Wal-Mart Wants to Loosen Bible Belt
Wal-Mart is known for supporting and promoting conservative community values. CD’s with explicit lyrics are carried in Wal-Mart only if the artist/label will produce a sanitized version. Magazines like Redbook have their suggestive covers obscured on the rack. Indeed, “Wal-Mart, based in a dry county in Arkansas, forbids drinking at events held at corporate headquarters.”
However, Wal-Mart is not content to make the billions they do with conservative, small-town values. They want to change those values in some conservative communities to make even more.
Twenty-six of Alabama’s 67 counties are dry, and Wal-Mart would like to change that.

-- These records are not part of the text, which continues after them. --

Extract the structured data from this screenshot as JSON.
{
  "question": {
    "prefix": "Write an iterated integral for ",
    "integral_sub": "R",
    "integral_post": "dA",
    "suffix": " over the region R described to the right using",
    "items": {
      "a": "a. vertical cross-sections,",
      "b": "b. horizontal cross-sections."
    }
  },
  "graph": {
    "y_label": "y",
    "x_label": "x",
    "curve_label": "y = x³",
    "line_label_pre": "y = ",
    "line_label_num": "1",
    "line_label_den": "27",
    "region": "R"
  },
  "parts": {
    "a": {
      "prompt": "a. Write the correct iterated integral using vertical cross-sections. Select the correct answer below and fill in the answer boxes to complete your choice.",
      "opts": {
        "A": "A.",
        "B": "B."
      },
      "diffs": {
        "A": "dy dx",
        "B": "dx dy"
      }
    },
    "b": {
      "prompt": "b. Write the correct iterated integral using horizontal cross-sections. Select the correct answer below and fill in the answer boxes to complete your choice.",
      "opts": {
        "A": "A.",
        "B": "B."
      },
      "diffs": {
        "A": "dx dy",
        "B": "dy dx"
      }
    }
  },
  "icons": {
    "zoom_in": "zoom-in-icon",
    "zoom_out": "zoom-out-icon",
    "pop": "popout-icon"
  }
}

Since 2002, business groups have spent upwards of $15 million on campaigns, including professional lobbyists, to persuade voters in some 200 dry towns and 25 dry counties in six Southern states to legalize alcohol sales in stores and restaurants.
Wal-Mart has financed dozens of local elections, contributing from $5,000 to $20,000 a campaign, said Tim Reeves of Beverage Election Specialists, which supports local alcohol referendums.
Are there a lot of people who find Redbook too racy who also want their dry county to go wet?

If they get that upset about Redbook, they could probably use a drink. And if Wal-Mart can make the argument in terms of additional tax revenue, it may work.